La tela del ragno

In questi tempi tristi e grami, è tutto un proliferare di petizioni on e off-line, di appelli, di mobilitazioni se-non-ora-quando. In altre parole c’è un gran darsi da fare con slogan e posizioni di principio. Per carità, intendiamoci, vanno benissimo anche queste, molte sono condivisibili. Sono un atto dovuto.

Ma a volte mi sembra che il dibattito politico-culturale si risolva solo a questo, a delle semplificazioni eccessive e, nelle ipotesi peggiori, a banalizzazioni. Il nostro modo di parlare, di discutere della vita pubblica è sempre più simile ad un mercato dove nessuno ascolta, tutti urlano e alla fine si fa solo una gran confusione. La parola d’ordine è diventata facimm’ ammuina.

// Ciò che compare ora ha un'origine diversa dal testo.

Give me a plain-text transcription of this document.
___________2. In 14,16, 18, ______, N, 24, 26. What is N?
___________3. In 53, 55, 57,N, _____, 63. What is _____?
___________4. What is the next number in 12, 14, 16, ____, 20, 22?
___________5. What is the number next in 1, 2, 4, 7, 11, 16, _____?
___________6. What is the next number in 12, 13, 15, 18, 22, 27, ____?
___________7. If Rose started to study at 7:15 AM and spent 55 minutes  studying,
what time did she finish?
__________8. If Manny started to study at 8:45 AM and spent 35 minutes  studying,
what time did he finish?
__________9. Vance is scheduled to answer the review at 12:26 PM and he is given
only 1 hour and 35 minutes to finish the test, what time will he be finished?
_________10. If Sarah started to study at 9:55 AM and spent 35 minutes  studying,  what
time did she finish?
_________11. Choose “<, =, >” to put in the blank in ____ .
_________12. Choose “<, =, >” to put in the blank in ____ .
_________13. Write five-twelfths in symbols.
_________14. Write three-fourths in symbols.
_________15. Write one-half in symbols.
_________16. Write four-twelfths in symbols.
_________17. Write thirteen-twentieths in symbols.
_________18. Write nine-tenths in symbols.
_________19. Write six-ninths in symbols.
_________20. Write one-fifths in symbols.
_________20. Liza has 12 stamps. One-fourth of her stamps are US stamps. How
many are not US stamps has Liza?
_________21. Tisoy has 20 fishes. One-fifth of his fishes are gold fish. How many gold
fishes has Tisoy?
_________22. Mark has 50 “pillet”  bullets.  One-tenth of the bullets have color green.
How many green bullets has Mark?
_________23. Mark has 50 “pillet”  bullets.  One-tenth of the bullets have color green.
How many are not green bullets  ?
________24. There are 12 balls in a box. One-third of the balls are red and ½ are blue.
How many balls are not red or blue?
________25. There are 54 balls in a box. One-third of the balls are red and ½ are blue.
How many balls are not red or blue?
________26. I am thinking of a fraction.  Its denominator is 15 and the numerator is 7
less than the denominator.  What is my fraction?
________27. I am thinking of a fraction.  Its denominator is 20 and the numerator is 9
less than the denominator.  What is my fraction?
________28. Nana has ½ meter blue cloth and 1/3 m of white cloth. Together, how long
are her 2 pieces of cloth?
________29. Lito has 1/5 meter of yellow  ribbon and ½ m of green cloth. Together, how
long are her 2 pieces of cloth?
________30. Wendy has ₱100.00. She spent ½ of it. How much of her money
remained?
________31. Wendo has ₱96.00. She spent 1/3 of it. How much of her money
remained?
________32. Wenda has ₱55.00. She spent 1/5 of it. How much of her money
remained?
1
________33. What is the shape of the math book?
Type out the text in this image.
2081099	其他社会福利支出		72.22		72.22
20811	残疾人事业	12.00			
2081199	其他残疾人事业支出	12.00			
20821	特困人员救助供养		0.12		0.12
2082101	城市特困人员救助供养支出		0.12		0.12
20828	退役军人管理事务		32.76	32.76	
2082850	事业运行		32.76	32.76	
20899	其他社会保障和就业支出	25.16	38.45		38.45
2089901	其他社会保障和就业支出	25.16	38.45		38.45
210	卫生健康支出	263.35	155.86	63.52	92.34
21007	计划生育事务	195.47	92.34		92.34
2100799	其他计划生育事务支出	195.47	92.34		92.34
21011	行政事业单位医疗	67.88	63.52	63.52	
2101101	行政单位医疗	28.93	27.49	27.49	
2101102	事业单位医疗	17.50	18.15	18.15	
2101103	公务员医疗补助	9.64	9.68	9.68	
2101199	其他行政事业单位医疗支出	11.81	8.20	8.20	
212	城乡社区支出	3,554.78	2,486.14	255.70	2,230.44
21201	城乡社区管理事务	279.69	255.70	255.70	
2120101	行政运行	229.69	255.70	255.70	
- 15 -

Siamo sempre molto critici nei confronti della (sotto)cultura televisiva di matrice commerciale, del modello impersonato da B in questi ultimi venti anni, delle sue sparate propagandistiche a cui non segue nulla, delle stupidaggini leghiste. Però mi chiedo: non è che, per caso, anche noi, gli illuminati, i progressisti, quelli che dovrebbero pensare, ascoltare, avere idee e tutte quelle altre belle cose lì, non che anche noi siamo rimasti intrappolati nella tela del ragno e nemmeno ce ne siamo accorti?

Secondo me, stiamo malamente barattando la necessità di sintesi con il desiderio di semplificazioni.